Демидов фыркнул носом.
— Я вижу, как меня все забыли. Только распусти слушок, что в мастерскую вход открыт, как уклончивые ниспровергатели с рыскающими мордами сбегаются десятками с рублями и долларами. А постмодернисты времен лучшей из всех мировых демократий матерятся и мечутся в пустоте. Они — это анти-я. Уверены: я их граблю. Однако все тарелки вылизали на кухне президента. Подлецы и лакеи! Я презираю деньги, Андрюша, но дорожу ими, как независимостью. А впрочем… мне ничего уже не надо… Только вот, только вот…
Демидов перестал беспокойно барабанить пальцами по колену, поднялся, как в неимоверной усталости выпрямил спину и, медленно ступая по мастерской, продолжал размышлять вслух:
— Когда в римском сенате происходили раздоры, сенаторы расходились и надевали траурные одежды.
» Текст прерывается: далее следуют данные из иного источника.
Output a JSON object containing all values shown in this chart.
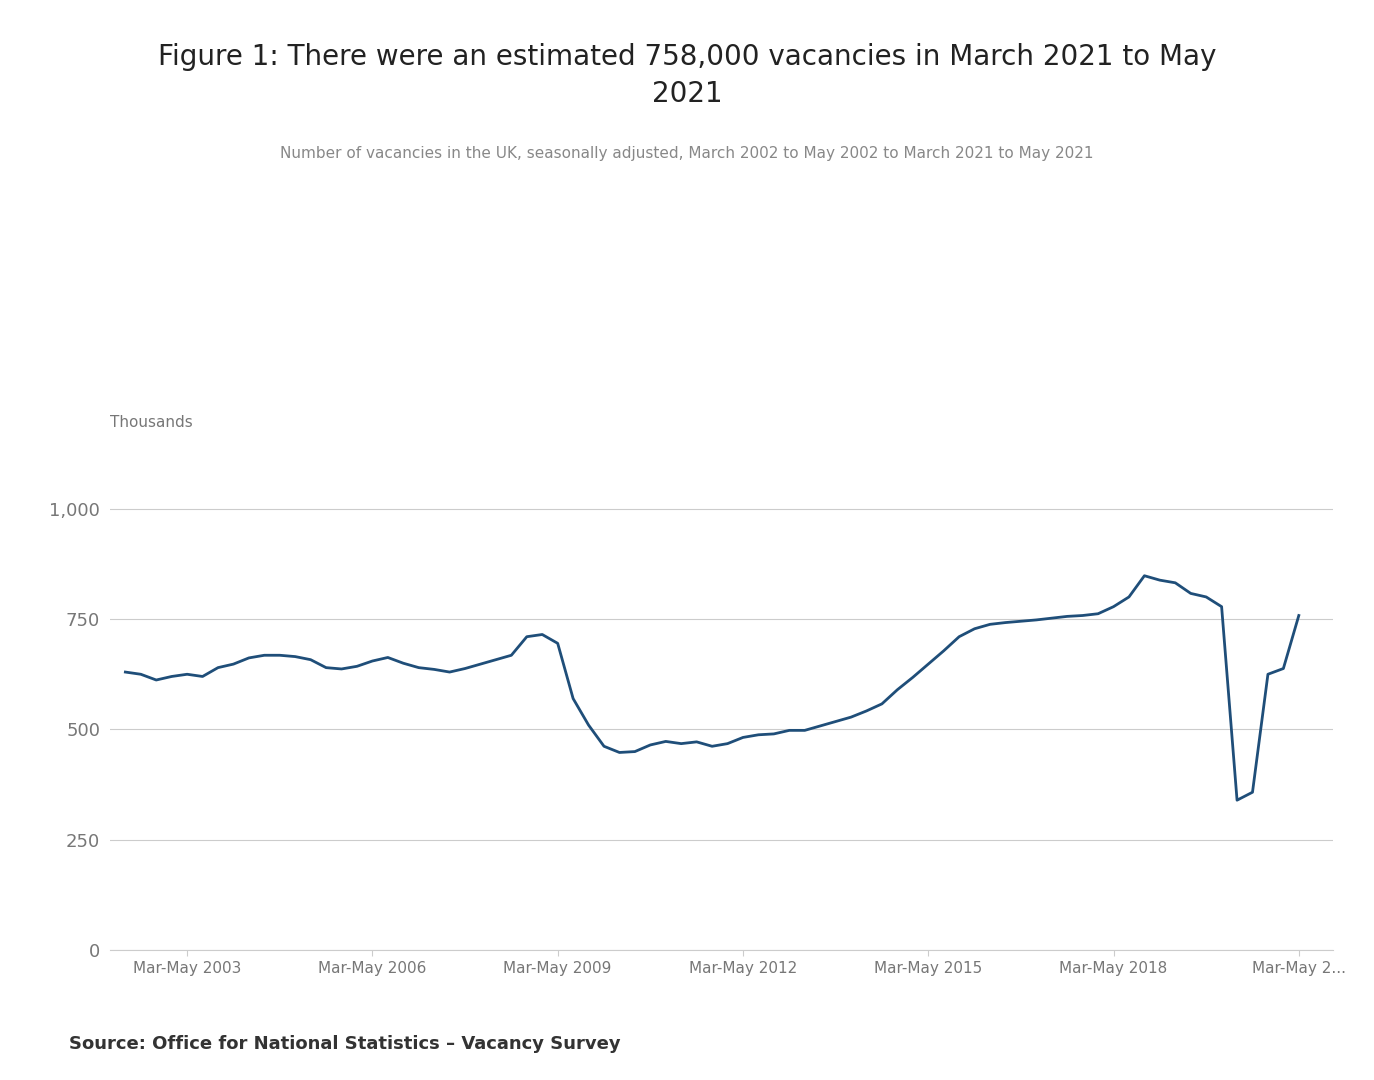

Вот и мы с Василием Ильичом… Надели траурные одежды. Помирать завтра, а я набезобразил. А ведь в последние годы мужскую дружбу я ценил больше всего… меня даже пугало и умиляло, — Демидов снова засмеялся низким смехом, — пугало и умиляло, как от зверского чихания и кашля у него вылетала искусственная челюсть. Чистюля, без конца подметал веником у себя в мастерской, подымал адскую пылищу. Зачем, чудак, подметал? Ведь у него астма.
— Милый человек… Василий Ильич тебя любит и ценит.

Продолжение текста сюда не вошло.